Favoriser l'insertion professionnelle des enseignants

Au Québec, près d’un enseignant sur cinq quitte la profession au cours des cinq premières années de sa carrière. Le manque de continuité entre la formation des enseignants et l’insertion professionnelle rend difficile le processus d’adaptation et les enseignants débutants se disent peu préparés à la vie réelle en classe et à l’intégration au système scolaire. «L’enseignement est un travail relationnel complexe qui peut provoquer de fortes émotions. La complexité et la lourdeur incitent les enseignants débutants à travailler pendant de nombreuses heures, ce qui occasionne un déséquilibre entre la vie personnelle et professionnelle», peut-on lire dans le livre Préparer à l’insertion professionnelle pendant la formation en enseignement, dont l’une des codirectrices est France Dufour, professeure au Département d’éducation et formation spécialisées.

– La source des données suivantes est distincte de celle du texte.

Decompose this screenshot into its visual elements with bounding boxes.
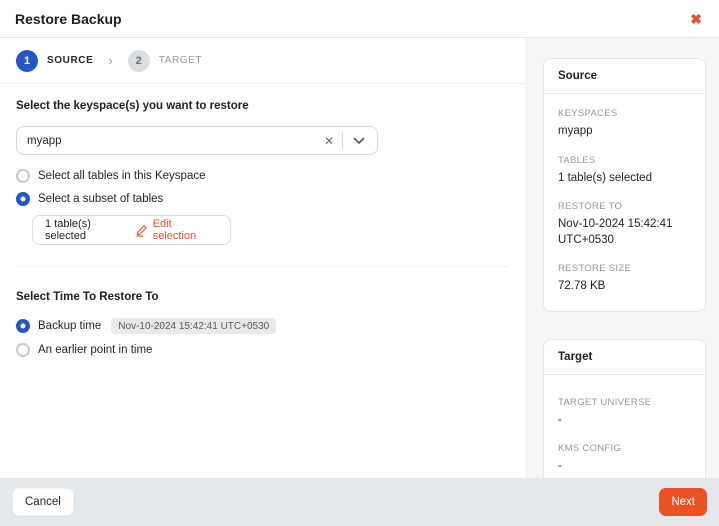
table-selection-box: 1 table(s) selected Edit selection xyxy=(32,215,231,245)
modal-footer: Cancel Next xyxy=(0,478,719,526)
close-icon[interactable]: ✖ xyxy=(688,10,704,28)
source-form: Select the keyspace(s) you want to resto… xyxy=(0,84,525,366)
keyspace-selected-value: myapp xyxy=(27,135,316,147)
target-card-title: Target xyxy=(544,340,705,375)
radio-off-icon[interactable] xyxy=(16,169,30,183)
edit-selection-label: Edit selection xyxy=(153,218,218,242)
step-source-number: 1 xyxy=(16,50,38,72)
edit-selection-button[interactable]: Edit selection xyxy=(135,218,218,242)
summary-field-keyspaces: KEYSPACES myapp xyxy=(558,108,691,140)
radio-all-tables-label: Select all tables in this Keyspace xyxy=(38,170,205,182)
step-target-number: 2 xyxy=(128,50,150,72)
summary-field-kms-config: KMS CONFIG - xyxy=(558,443,691,475)
backup-time-badge: Nov-10-2024 15:42:41 UTC+0530 xyxy=(111,318,276,334)
cancel-button[interactable]: Cancel xyxy=(12,488,74,516)
modal-header: Restore Backup ✖ xyxy=(0,0,719,38)
radio-backup-time-label: Backup time xyxy=(38,320,101,332)
stepper: 1 SOURCE › 2 TARGET xyxy=(0,38,525,84)
radio-earlier-point[interactable]: An earlier point in time xyxy=(16,343,509,357)
summary-field-target-universe: TARGET UNIVERSE - xyxy=(558,397,691,429)
section-divider xyxy=(16,266,508,267)
radio-subset-tables-label: Select a subset of tables xyxy=(38,193,163,205)
radio-subset-tables[interactable]: Select a subset of tables xyxy=(16,192,509,206)
radio-all-tables[interactable]: Select all tables in this Keyspace xyxy=(16,169,509,183)
radio-backup-time[interactable]: Backup time Nov-10-2024 15:42:41 UTC+053… xyxy=(16,318,509,334)
radio-earlier-point-label: An earlier point in time xyxy=(38,344,152,356)
restore-time-heading: Select Time To Restore To xyxy=(16,291,509,303)
source-summary-card: Source KEYSPACES myapp TABLES 1 table(s)… xyxy=(543,58,706,312)
restore-backup-modal: Restore Backup ✖ 1 SOURCE › 2 TARGET Sel… xyxy=(0,0,719,526)
keyspace-heading: Select the keyspace(s) you want to resto… xyxy=(16,100,509,112)
chevron-down-icon[interactable] xyxy=(343,137,369,145)
modal-title: Restore Backup xyxy=(15,11,122,27)
source-card-title: Source xyxy=(544,59,705,94)
next-button[interactable]: Next xyxy=(659,488,707,516)
stepper-chevron-icon: › xyxy=(108,53,112,68)
summary-field-restore-to: RESTORE TO Nov-10-2024 15:42:41 UTC+0530 xyxy=(558,201,691,248)
main-column: 1 SOURCE › 2 TARGET Select the keyspace(… xyxy=(0,38,525,478)
summary-field-restore-size: RESTORE SIZE 72.78 KB xyxy=(558,263,691,295)
radio-on-icon[interactable] xyxy=(16,319,30,333)
tables-selected-count: 1 table(s) selected xyxy=(45,218,135,242)
table-scope-radio-group: Select all tables in this Keyspace Selec… xyxy=(16,169,509,206)
source-card-body: KEYSPACES myapp TABLES 1 table(s) select… xyxy=(544,94,705,311)
pencil-icon xyxy=(135,224,148,237)
summary-sidebar: Source KEYSPACES myapp TABLES 1 table(s)… xyxy=(525,38,719,478)
summary-field-tables: TABLES 1 table(s) selected xyxy=(558,155,691,187)
step-target: 2 TARGET xyxy=(128,50,202,72)
step-source-label: SOURCE xyxy=(47,55,93,66)
modal-body: 1 SOURCE › 2 TARGET Select the keyspace(… xyxy=(0,38,719,478)
clear-selection-icon[interactable]: ✕ xyxy=(316,134,342,148)
step-target-label: TARGET xyxy=(159,55,202,66)
radio-on-icon[interactable] xyxy=(16,192,30,206)
radio-off-icon[interactable] xyxy=(16,343,30,357)
step-source: 1 SOURCE xyxy=(16,50,93,72)
restore-time-radio-group: Backup time Nov-10-2024 15:42:41 UTC+053… xyxy=(16,318,509,357)
keyspace-select[interactable]: myapp ✕ xyxy=(16,126,378,155)
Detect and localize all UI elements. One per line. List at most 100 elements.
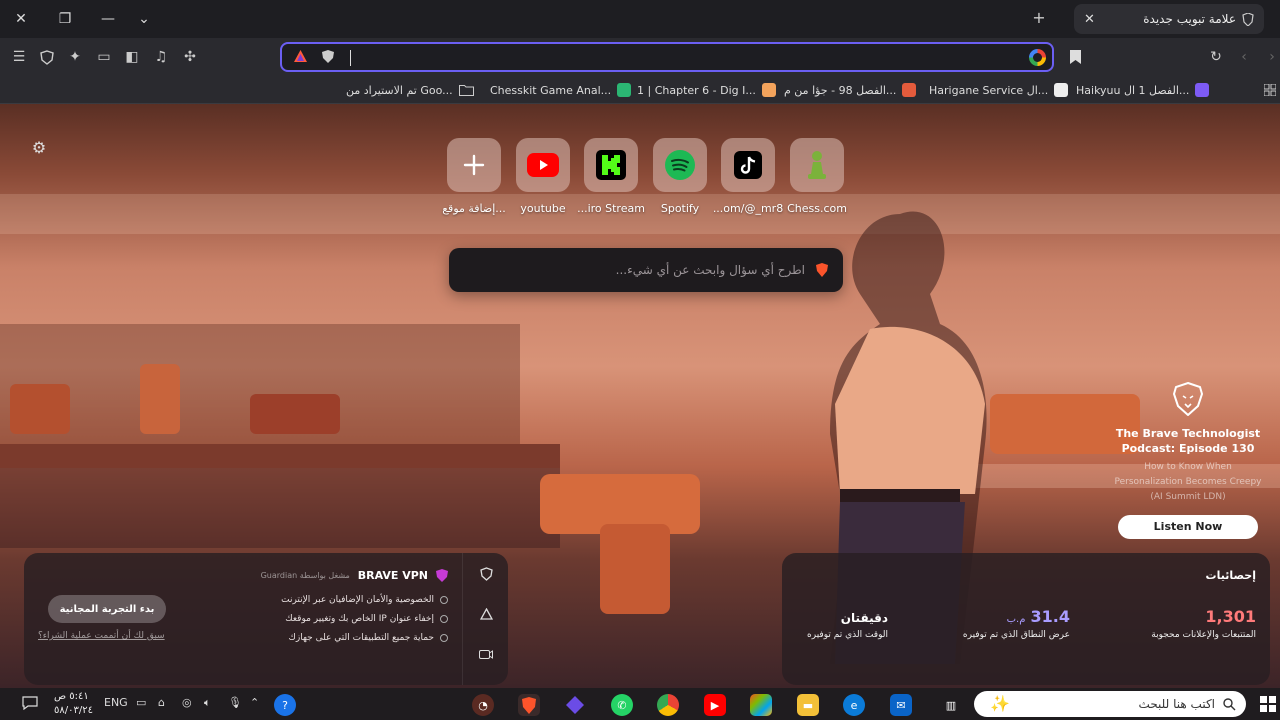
brave-vpn-card: BRAVE VPN مشغل بواسطة Guardian الخصوصية … xyxy=(24,553,508,685)
bookmark-item[interactable]: الفصل 98 - جؤا من م... xyxy=(784,82,917,98)
search-placeholder: اطرح أي سؤال وابحث عن أي شيء... xyxy=(615,263,805,277)
chesskit-site-icon xyxy=(617,83,632,97)
tab-close-icon[interactable]: ✕ xyxy=(1084,12,1095,27)
microphone-icon[interactable]: 🎙︎ xyxy=(228,696,242,709)
vpn-feature-item: إخفاء عنوان IP الخاص بك وتغيير موقعك xyxy=(285,614,448,624)
vpn-powered-by: مشغل بواسطة Guardian xyxy=(260,571,350,580)
microsoft-365-taskbar-icon[interactable] xyxy=(750,694,772,716)
brave-rewards-icon[interactable] xyxy=(294,50,307,66)
start-windows-icon[interactable] xyxy=(1260,696,1276,712)
brave-browser-taskbar-icon[interactable] xyxy=(518,694,540,716)
stat-time-saved: دقيقتان الوقت الذي تم توفيره xyxy=(807,611,888,640)
sidebar-icon[interactable]: ◧ xyxy=(122,47,142,67)
chrome-taskbar-icon[interactable] xyxy=(657,694,679,716)
brave-shields-icon[interactable] xyxy=(322,50,334,67)
tray-chevron-up-icon[interactable]: ⌃ xyxy=(250,696,259,709)
top-site-tile-kick[interactable]: ...iro Stream xyxy=(577,138,645,215)
bookmark-item[interactable]: Haikyuu الفصل 1 ال... xyxy=(1076,82,1210,98)
pin-icon[interactable]: ✦ xyxy=(65,47,85,67)
plus-icon xyxy=(447,138,501,192)
vpn-shield-icon[interactable] xyxy=(477,565,495,583)
apps-grid-icon[interactable] xyxy=(1264,82,1276,98)
close-window-button[interactable]: ✕ xyxy=(10,8,32,30)
stats-title: إحصائيات xyxy=(1205,569,1256,582)
notification-icon[interactable] xyxy=(22,696,38,713)
restore-purchase-link[interactable]: سبق لك أن أتممت عملية الشراء؟ xyxy=(38,631,165,641)
chapter-site-icon xyxy=(761,83,776,97)
listen-now-button[interactable]: Listen Now xyxy=(1118,515,1258,539)
brave-rewards-icon[interactable] xyxy=(477,605,495,623)
app-diamond-taskbar-icon[interactable] xyxy=(564,694,586,716)
check-circle-icon xyxy=(440,634,448,642)
clock[interactable]: ٥:٤١ ص ٥٨/٠٣/٢٤ xyxy=(54,690,93,718)
tab-title: علامة تبويب جديدة xyxy=(1143,12,1236,26)
taskbar-search-box[interactable]: ✨ اكتب هنا للبحث xyxy=(974,691,1246,717)
vpn-logo-icon xyxy=(436,569,448,582)
edge-taskbar-icon[interactable]: e xyxy=(843,694,865,716)
new-tab-button[interactable]: + xyxy=(1028,8,1050,27)
search-icon xyxy=(1223,697,1236,710)
tab-new-tab[interactable]: علامة تبويب جديدة ✕ xyxy=(1074,4,1264,34)
bookmark-icon[interactable] xyxy=(1065,47,1085,67)
stat-bandwidth-saved: 31.4 م.ب عرض النطاق الذي تم توفيره xyxy=(962,607,1070,640)
folder-icon xyxy=(458,85,474,96)
network-icon[interactable]: ⌂ xyxy=(158,696,165,709)
language-indicator[interactable]: ENG xyxy=(104,696,128,709)
youtube-taskbar-icon[interactable]: ▶ xyxy=(704,694,726,716)
music-icon[interactable]: ♫ xyxy=(151,47,171,67)
start-free-trial-button[interactable]: بدء التجربة المجانية xyxy=(48,595,166,623)
brave-logo-icon xyxy=(816,263,828,277)
mail-taskbar-icon[interactable]: ✉ xyxy=(890,694,912,716)
video-camera-icon[interactable] xyxy=(477,645,495,663)
app-taskbar-icon[interactable]: ◔ xyxy=(472,694,494,716)
address-input[interactable] xyxy=(350,50,351,66)
bookmark-folder[interactable]: تم الاستيراد من Goo... xyxy=(346,82,474,98)
tab-groups-icon[interactable]: ▭ xyxy=(94,47,114,67)
vpn-feature-item: الخصوصية والأمان الإضافيان عبر الإنترنت xyxy=(281,595,448,605)
back-arrow-icon[interactable]: › xyxy=(1262,47,1280,67)
new-tab-page: ⚙ Chess.com ...om/@_mr8 Spotify ...iro S… xyxy=(0,104,1280,688)
haikyuu-site-icon xyxy=(1195,83,1210,97)
google-search-engine-icon[interactable] xyxy=(1029,49,1046,66)
top-site-tile-add[interactable]: إضافة موقع... xyxy=(442,138,506,215)
podcast-subtitle: How to Know When Personalization Becomes… xyxy=(1114,462,1262,502)
kick-icon xyxy=(584,138,638,192)
camera-icon[interactable]: ◎ xyxy=(182,696,192,709)
address-bar[interactable] xyxy=(280,42,1054,72)
bookmark-item[interactable]: 1 | Chapter 6 - Dig I... xyxy=(637,82,776,98)
top-site-tile-chess[interactable]: Chess.com xyxy=(787,138,847,215)
vpn-shield-icon[interactable] xyxy=(37,47,57,67)
manga-site-icon xyxy=(902,83,917,97)
vpn-feature-item: حماية جميع التطبيقات التي على جهازك xyxy=(289,633,448,643)
podcast-promo: The Brave Technologist Podcast: Episode … xyxy=(1110,381,1266,539)
menu-icon[interactable]: ☰ xyxy=(9,47,29,67)
harigane-site-icon xyxy=(1054,83,1069,97)
bookmark-item[interactable]: Harigane Service ال... xyxy=(929,82,1069,98)
ntp-search-box[interactable]: اطرح أي سؤال وابحث عن أي شيء... xyxy=(449,248,843,292)
file-explorer-taskbar-icon[interactable]: ▬ xyxy=(797,694,819,716)
spotify-icon xyxy=(653,138,707,192)
tab-search-chevron-icon[interactable]: ⌄ xyxy=(133,8,155,30)
check-circle-icon xyxy=(440,596,448,604)
task-view-icon[interactable]: ▥ xyxy=(940,694,962,716)
minimize-window-button[interactable]: — xyxy=(97,8,119,30)
copilot-sparkle-icon: ✨ xyxy=(990,694,1010,713)
forward-arrow-icon[interactable]: ‹ xyxy=(1234,47,1254,67)
volume-icon[interactable]: 🔈︎ xyxy=(204,696,211,710)
reload-icon[interactable]: ↻ xyxy=(1206,47,1226,67)
restore-window-button[interactable]: ❐ xyxy=(54,8,76,30)
whatsapp-taskbar-icon[interactable]: ✆ xyxy=(611,694,633,716)
taskbar: ٥:٤١ ص ٥٨/٠٣/٢٤ ENG ▭ ⌂ ◎ 🔈︎ 🎙︎ ⌃ ? ◔ ✆ … xyxy=(0,688,1280,720)
top-site-tile-spotify[interactable]: Spotify xyxy=(650,138,710,215)
help-icon[interactable]: ? xyxy=(274,694,296,716)
top-site-tile-youtube[interactable]: youtube xyxy=(513,138,573,215)
bookmark-item[interactable]: Chesskit Game Anal... xyxy=(490,82,632,98)
privacy-stats-card: إحصائيات 1,301 المتتبعات والإعلانات محجو… xyxy=(782,553,1270,685)
chess-pawn-icon xyxy=(790,138,844,192)
settings-gear-icon[interactable]: ⚙ xyxy=(30,138,48,157)
display-icon[interactable]: ▭ xyxy=(136,696,146,709)
title-bar: ✕ ❐ — ⌄ + علامة تبويب جديدة ✕ xyxy=(0,0,1280,38)
taskbar-search-placeholder: اكتب هنا للبحث xyxy=(1138,697,1215,711)
extensions-icon[interactable]: ✣ xyxy=(180,47,200,67)
top-site-tile-tiktok[interactable]: ...om/@_mr8 xyxy=(713,138,783,215)
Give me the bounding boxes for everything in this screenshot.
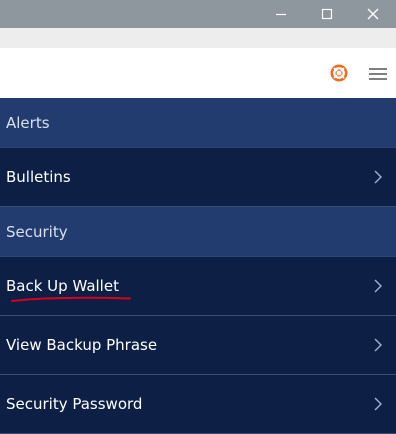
app-header xyxy=(0,48,396,98)
chevron-right-icon xyxy=(374,397,382,411)
list-item-label: Security Password xyxy=(6,395,143,413)
lifebuoy-icon xyxy=(330,64,348,82)
maximize-button[interactable] xyxy=(304,0,350,28)
window-titlebar xyxy=(0,0,396,28)
help-button[interactable] xyxy=(328,62,350,84)
section-header-alerts: Alerts xyxy=(0,98,396,148)
minimize-button[interactable] xyxy=(258,0,304,28)
list-item-view-backup-phrase[interactable]: View Backup Phrase xyxy=(0,316,396,375)
settings-list: Alerts Bulletins Security Back Up Wallet… xyxy=(0,98,396,434)
section-header-label: Security xyxy=(6,222,68,241)
section-header-security: Security xyxy=(0,207,396,257)
list-item-label: View Backup Phrase xyxy=(6,336,158,354)
maximize-icon xyxy=(321,8,333,20)
close-icon xyxy=(367,8,379,20)
menu-button[interactable] xyxy=(366,63,390,85)
hamburger-menu-icon xyxy=(369,68,387,80)
chevron-right-icon xyxy=(374,279,382,293)
list-item-back-up-wallet[interactable]: Back Up Wallet xyxy=(0,257,396,316)
annotation-underline xyxy=(11,296,131,302)
chevron-right-icon xyxy=(374,170,382,184)
list-item-label: Back Up Wallet xyxy=(6,277,119,295)
list-item-bulletins[interactable]: Bulletins xyxy=(0,148,396,207)
toolbar-strip xyxy=(0,28,396,48)
list-item-security-password[interactable]: Security Password xyxy=(0,375,396,434)
minimize-icon xyxy=(276,13,286,16)
section-header-label: Alerts xyxy=(6,113,50,132)
close-button[interactable] xyxy=(350,0,396,28)
chevron-right-icon xyxy=(374,338,382,352)
list-item-label: Bulletins xyxy=(6,168,71,186)
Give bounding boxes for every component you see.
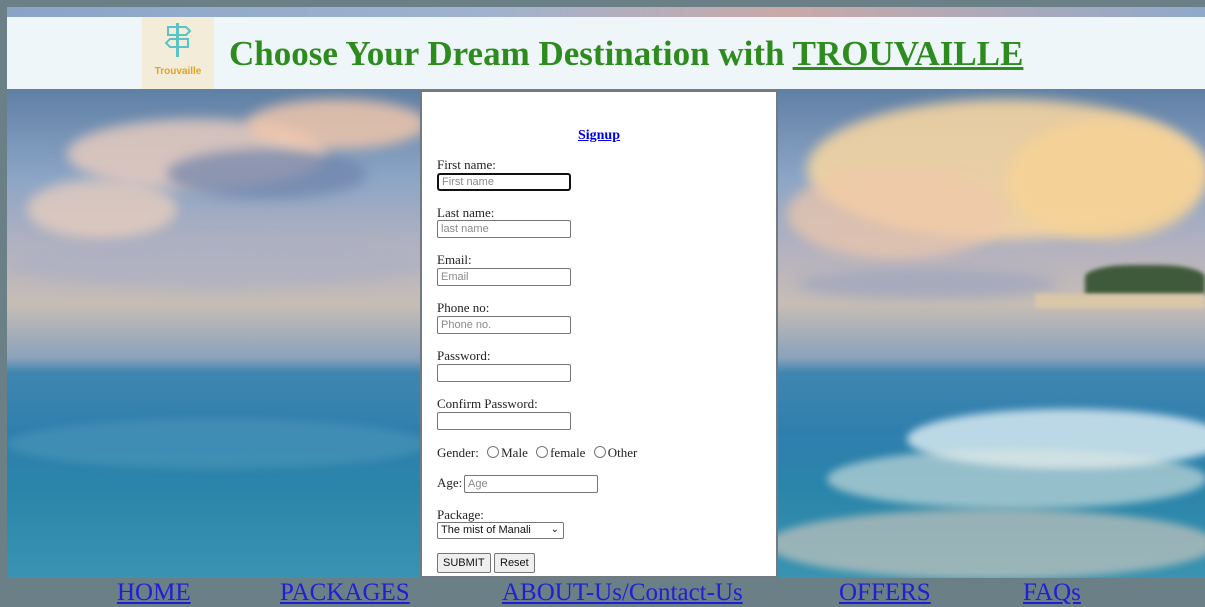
signpost-icon [164,23,192,57]
last-name-label: Last name: [437,205,495,220]
gender-male-label: Male [501,445,528,460]
signup-link[interactable]: Signup [578,128,620,143]
nav-faqs[interactable]: FAQs [1023,580,1081,606]
title-brand: TROUVAILLE [792,34,1024,73]
nav-packages[interactable]: PACKAGES [280,580,410,606]
age-group: Age: [437,475,598,493]
nav-offers[interactable]: OFFERS [839,580,931,606]
chevron-down-icon: ⌄ [550,524,559,535]
age-field[interactable] [464,475,598,493]
bottom-nav: HOME PACKAGES ABOUT-Us/Contact-Us OFFERS… [7,578,1205,607]
gender-male-radio[interactable] [487,446,500,458]
confirm-password-field[interactable] [437,412,571,430]
reset-button[interactable]: Reset [494,553,535,573]
package-label: Package: [437,507,484,522]
nav-about-contact[interactable]: ABOUT-Us/Contact-Us [502,580,743,606]
confirm-password-label: Confirm Password: [437,396,538,411]
nav-home[interactable]: HOME [117,580,191,606]
title-prefix: Choose Your Dream Destination with [229,34,793,73]
email-field[interactable] [437,268,571,286]
email-label: Email: [437,252,472,267]
package-selected-value: The mist of Manali [441,524,531,536]
last-name-field[interactable] [437,220,571,238]
phone-label: Phone no: [437,300,490,315]
top-strip [7,7,1205,17]
first-name-label: First name: [437,157,496,172]
logo-text: Trouvaille [154,66,202,77]
gender-female-label: female [550,445,586,460]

Cet ouvrage collectif franco-québécois plaide en faveur du renforcement d’activités préparatoires à l’insertion professionnelle, de l’ajout de cours visant le développement de compétences dans l’organisation de la classe et la gestion des apprentissages en contexte de suppléance. Des besoins des futurs enseignants aux dispositifs qui mènent à une insertion professionnelle harmonieuse, les auteurs se penchent sur les actions entreprises par les universités et par le milieu scolaire pour faciliter le passage du statut d’étudiant à celui d’enseignant. Publié aux Presses de l’Université du Québec.